Most professional photographers will prepare a digital photo for a reasonable fee, including airbrushing and multiple poses. However, you might find that a friend can do the job with an array of shots in casual and office settings – allowing you to choose the best visual for a professional touch.
Taking your LinkedIn photo seriously will show employers that you’re serious about putting your best foot forward. Remember, this is one of the first brand elements they’ll see on your Profile.
5. Stop worrying about connecting with others.
You’re on LinkedIn to promote your personal brand, forge business relationships, and benefit from using the site (right?). So don’t treat it like Facebook.
Unlike less-professionally oriented social media, LinkedIn values volume of connections, and you’re rarely judged on the quality of your contact list.
What most employers and recruiters notice about you on LinkedIn is how wide your network is, how well your Profile speaks to your qualifications (and their needs), and how easily they can reach you through your connections.
Think about it another way: every new connection puts you one degree closer to a recruiter or hiring authority. So open up your network and let people in!
6. Get going on Groups.
One of the most neglected and yet one of the most high-ROI activities you can undertake on LinkedIn, joining and leveraging Groups will help you craft a memorable digital identity.
If you need proof, look at LinkedIn’s “Who’s Viewed Your Update” feature (released in early 2014). Located on the right-hand side of your home page, this function shows you how many users looked at your Status Update, grouped by connection degrees.
If you’re sharing Status Updates only with those in your network (meaning posted directly on your Home page), you’ll see views from 1st-degree connections only. But if you share Updates throughout your Groups, now you’re reaching 2nd– and 3rd-degree connections intrigued by your post – and possibly your experience.
Use your Group forums to engage in commentary, sharing your expertise (in a professional manner, of course) and discussing topics of industry interest. This strategy can help position you as a thought leader in your field.
7. Make it easy for others to contact you.
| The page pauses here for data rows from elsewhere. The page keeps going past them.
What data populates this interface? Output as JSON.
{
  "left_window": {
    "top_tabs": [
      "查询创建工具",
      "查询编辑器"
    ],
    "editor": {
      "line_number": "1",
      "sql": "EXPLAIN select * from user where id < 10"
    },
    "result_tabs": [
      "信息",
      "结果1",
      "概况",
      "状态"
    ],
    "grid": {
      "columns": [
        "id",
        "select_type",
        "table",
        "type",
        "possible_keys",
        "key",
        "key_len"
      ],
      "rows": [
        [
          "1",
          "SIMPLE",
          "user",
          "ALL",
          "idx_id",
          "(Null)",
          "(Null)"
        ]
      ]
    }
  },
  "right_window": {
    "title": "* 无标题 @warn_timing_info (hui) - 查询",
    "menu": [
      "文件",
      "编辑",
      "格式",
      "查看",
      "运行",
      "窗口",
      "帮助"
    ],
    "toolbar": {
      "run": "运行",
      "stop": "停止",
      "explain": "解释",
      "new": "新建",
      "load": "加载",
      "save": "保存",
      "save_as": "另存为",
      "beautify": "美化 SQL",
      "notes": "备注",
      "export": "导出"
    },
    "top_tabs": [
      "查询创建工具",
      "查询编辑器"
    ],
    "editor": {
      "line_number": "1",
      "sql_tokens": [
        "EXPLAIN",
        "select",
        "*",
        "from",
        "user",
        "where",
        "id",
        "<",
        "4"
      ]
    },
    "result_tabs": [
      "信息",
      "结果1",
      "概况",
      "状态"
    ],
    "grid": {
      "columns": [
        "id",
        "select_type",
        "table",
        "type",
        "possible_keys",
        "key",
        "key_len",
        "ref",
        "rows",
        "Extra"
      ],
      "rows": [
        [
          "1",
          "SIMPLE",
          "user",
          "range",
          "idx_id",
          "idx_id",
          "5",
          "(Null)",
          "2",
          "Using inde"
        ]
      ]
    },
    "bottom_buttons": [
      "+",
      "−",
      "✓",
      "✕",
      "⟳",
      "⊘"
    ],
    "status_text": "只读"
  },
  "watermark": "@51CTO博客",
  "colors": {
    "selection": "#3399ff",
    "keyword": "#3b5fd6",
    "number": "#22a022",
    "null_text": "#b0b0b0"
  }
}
If you’ve neglected to add Contact data such as your mobile number or email address, get this updated quickly! Too many users forget to specify these details, and then wonder why they’re not receiving inquiries.
You can also add an email address right in the Summary, with a sentence encouraging others to get in touch with you (“I welcome inquiries and connection requests at firstname.lastname@example.org”). Since recruiters often pay extra to source candidates, they’ll be happy to find your contact information for free.
Another way to facilitate contact is to join plenty of LinkedIn Groups, which allows other Group members to message you for free. Recruiters who source candidates in a specific field will often join industry Groups for this purpose.
In summary, if you’re not getting the leverage out of LinkedIn that you want, it might be time to rework your entire strategy. These simple corrections can bring much more traffic (and results) your way.